2. The difference between people who are authorized to purchase the game with its current "M" rating, and people who would be authorized if the rating were changed to "AO", is one year.
3. The youngest people who are authorized to purchase the game in its current form are 17.
4. The "Hot Coffee" minigame is, at most, an artifact of the development process which is not accessible from the released code. The product must be modified in order to play it, placing a significant part of the "blame" on the person modifying the game.
- pierce
Anyway, as a hypothetical example, let's say you made a Sims-style adaptation of the classic TGIF show Full House. Let's say you wanted my game to have the most realistic video game graphics evar, so you'd really feel like you were personally experiencing the contrived dilemmas and sappy moralizing.
To that end, you create a realistic clothing physics engine, and create computer models of each character's body down to the smallest details, then simulate the fabric of the clothing laying on those models.
You release the game, rated "E" for everyone, and it's a rousing success. Then some jackanape goes in and modifies the game engine to make the simulated fabric transparent, and all of a sudden you get to see all of Dave Coulier's bits and pieces (I did say "smallest" details, didn't I?).
Now Concerned Parents everywhere are up in arms because they didn't want their little ones to see Uncle Joey's gladstones (and who would?). But who is to blame? Nobody in the process who can be held legally accountable is to blame.
Here's the paradox. The developers of Sim Full House may have created pornographic material, but they definintely did not distribute it with intent to "corrupt a minor" (whatever that means), since it was not accessible in the released product. The creators of the mod did not create or distribute pornographic material, but simply made it possible for anyone (including minors) to access material they already had.

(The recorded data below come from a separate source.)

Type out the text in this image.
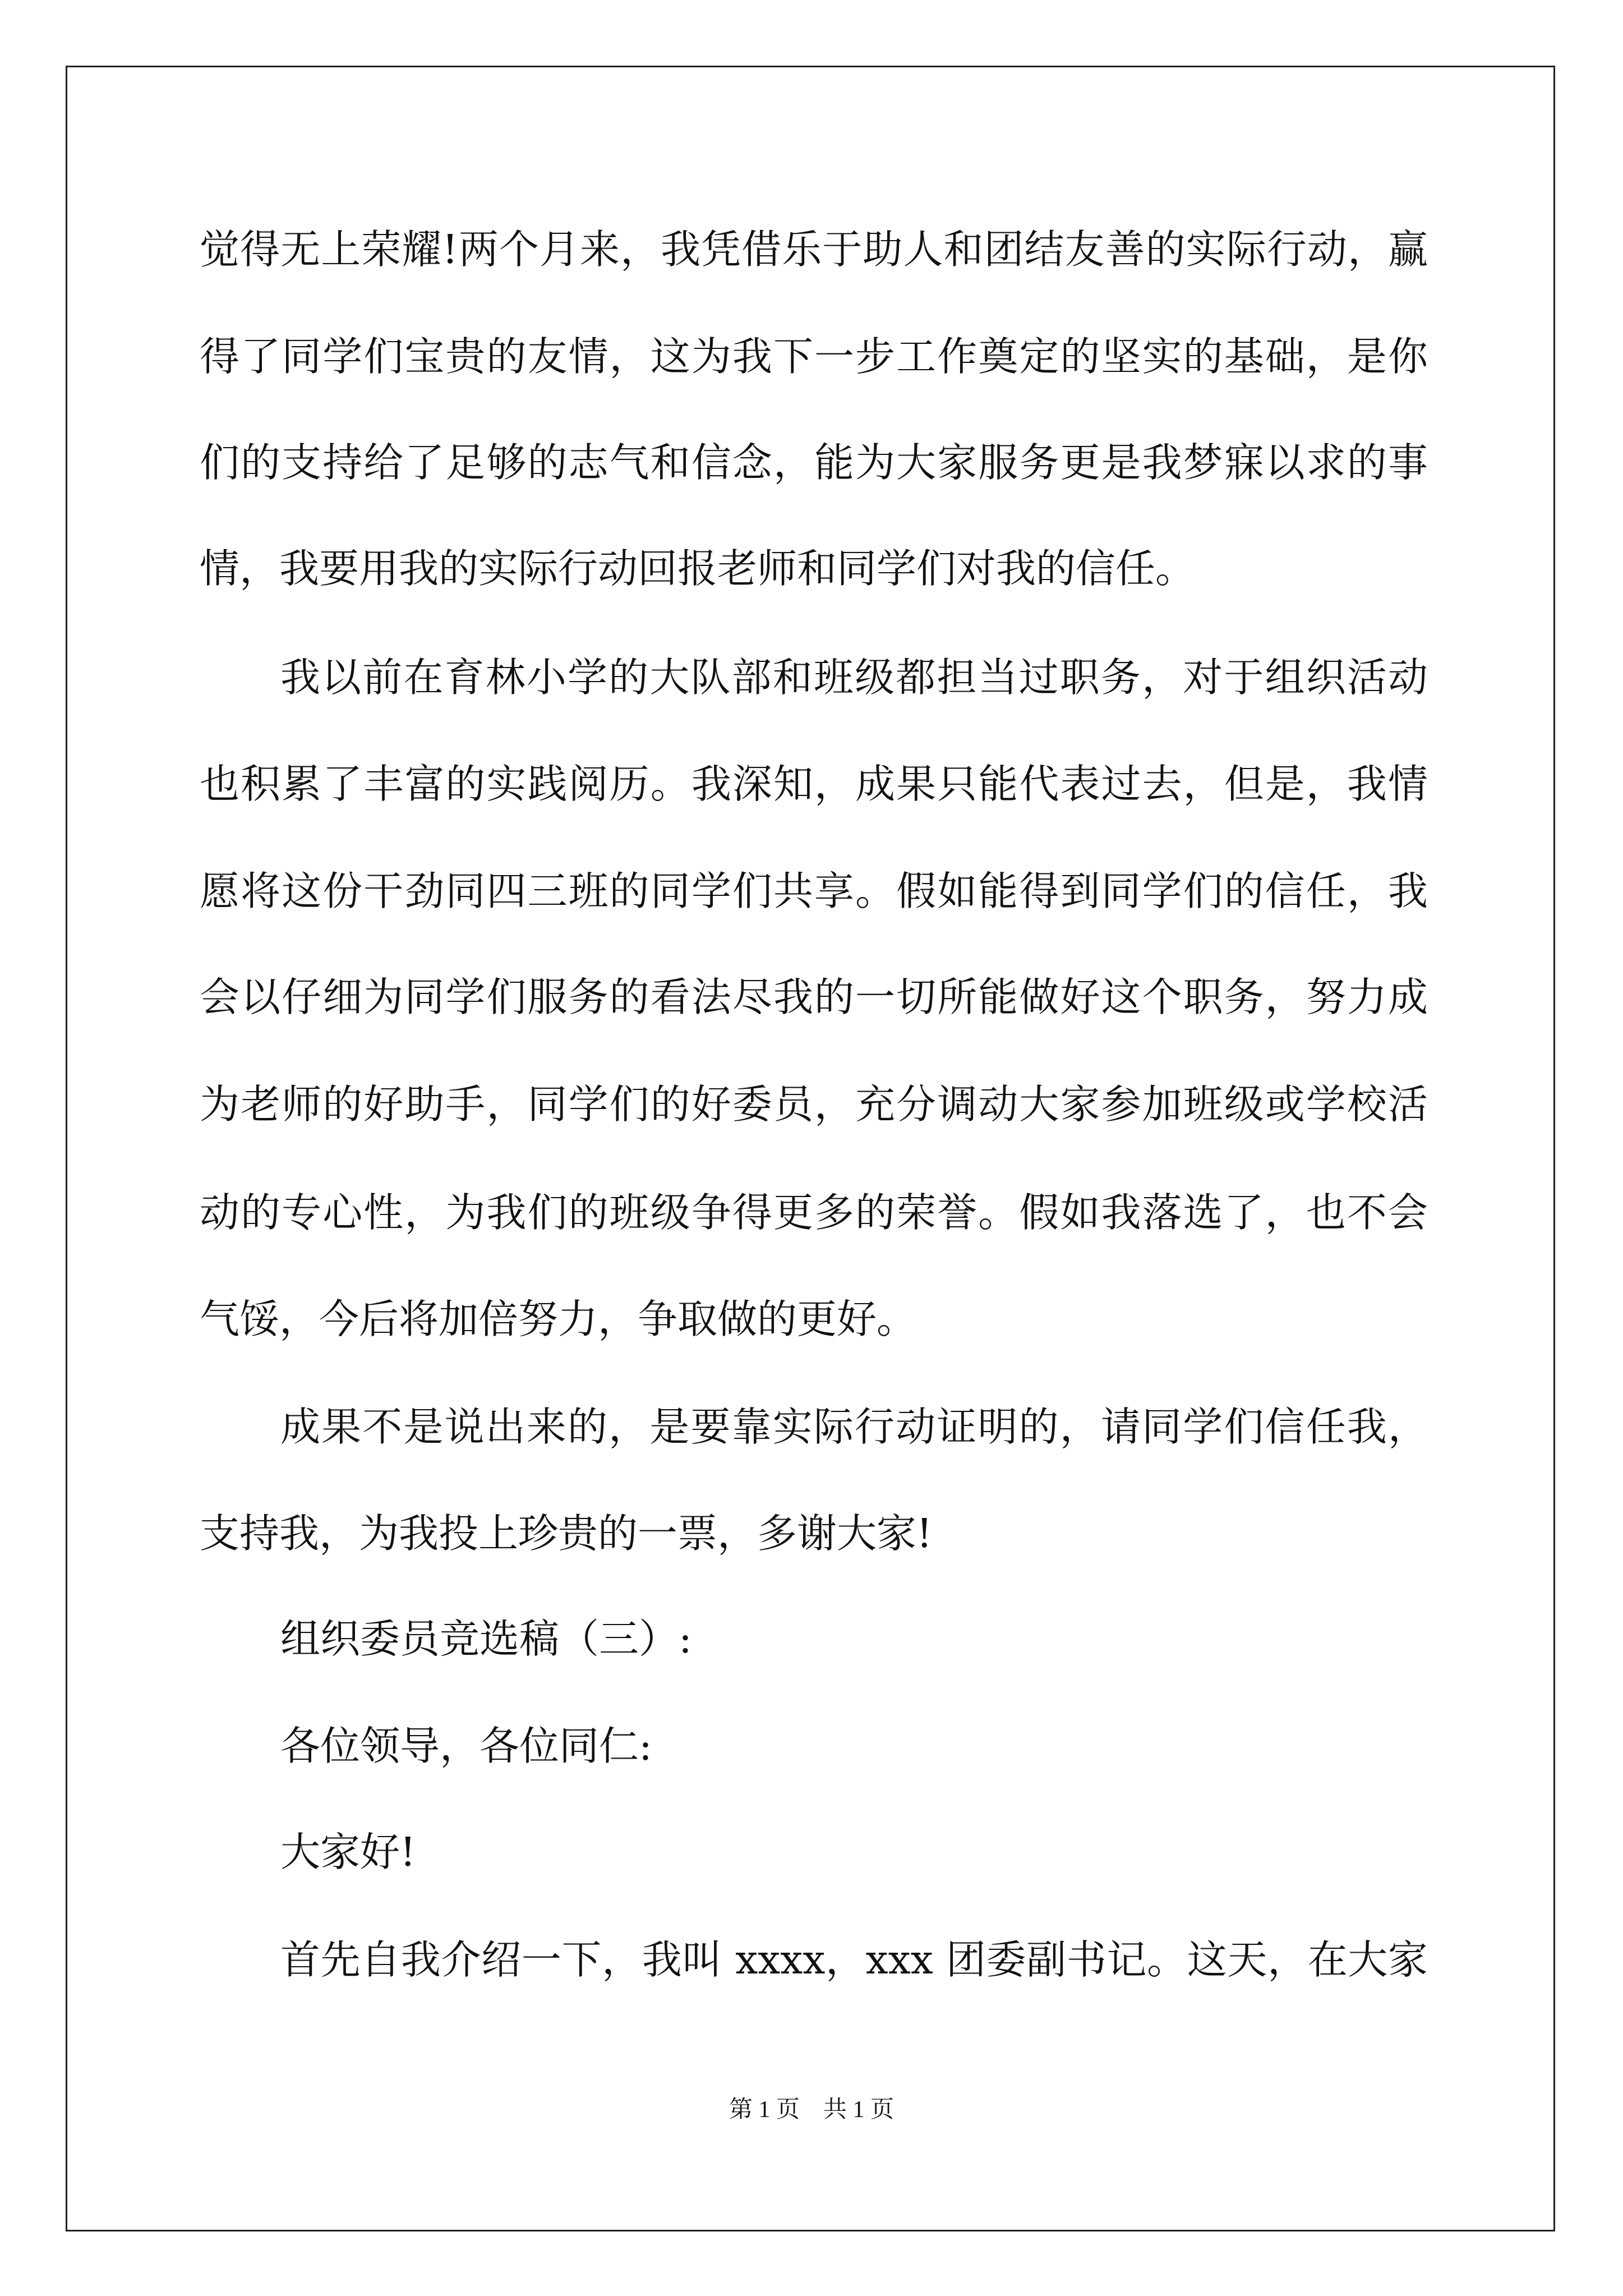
觉得无上荣耀!两个月来，我凭借乐于助人和团结友善的实际行动，赢
得了同学们宝贵的友情，这为我下一步工作奠定的坚实的基础，是你
们的支持给了足够的志气和信念，能为大家服务更是我梦寐以求的事
情，我要用我的实际行动回报老师和同学们对我的信任。
我以前在育林小学的大队部和班级都担当过职务，对于组织活动
也积累了丰富的实践阅历。我深知，成果只能代表过去，但是，我情
愿将这份干劲同四三班的同学们共享。假如能得到同学们的信任，我
会以仔细为同学们服务的看法尽我的一切所能做好这个职务，努力成
为老师的好助手，同学们的好委员，充分调动大家参加班级或学校活
动的专心性，为我们的班级争得更多的荣誉。假如我落选了，也不会
气馁，今后将加倍努力，争取做的更好。
成果不是说出来的，是要靠实际行动证明的，请同学们信任我，
支持我，为我投上珍贵的一票，多谢大家!
组织委员竞选稿（三）:
各位领导，各位同仁:
大家好!
首先自我介绍一下，我叫 xxxx，xxx 团委副书记。这天，在大家
第 1 页　共 1 页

It's like a bombardier beetle's attack; neither compound is harmful on its own, but when you combine them there's a harmful effect. Which would seem to (IMO, correctly) imply that the fault lies with the person who executes the mod, probably the child itself.
And that's the woefully underused argument here: sometimes kids are to blame for their own actions. You can't protect them from everything, and it's not always your fault that you didn't. And furthermore, to the hyperventilating politicians out there: you're not going to be able to change that fact without destroying the concept of a free society.
- pierce
I want to post something insightful, but I think Pierce beat me to the punch. That line about Uncle Joey's gladstones is priceless.
I meant to post this link awhile back, but forgot, and rediscovered it when I visited Maddox's page to see if there was anything new. It pretty much sums up how stupid this issue is. Sample quote: "I want to shoot people in the face, bang prostitutes, traffic drugs, steal cars, and terrorize police officers without this filthy smut in my game."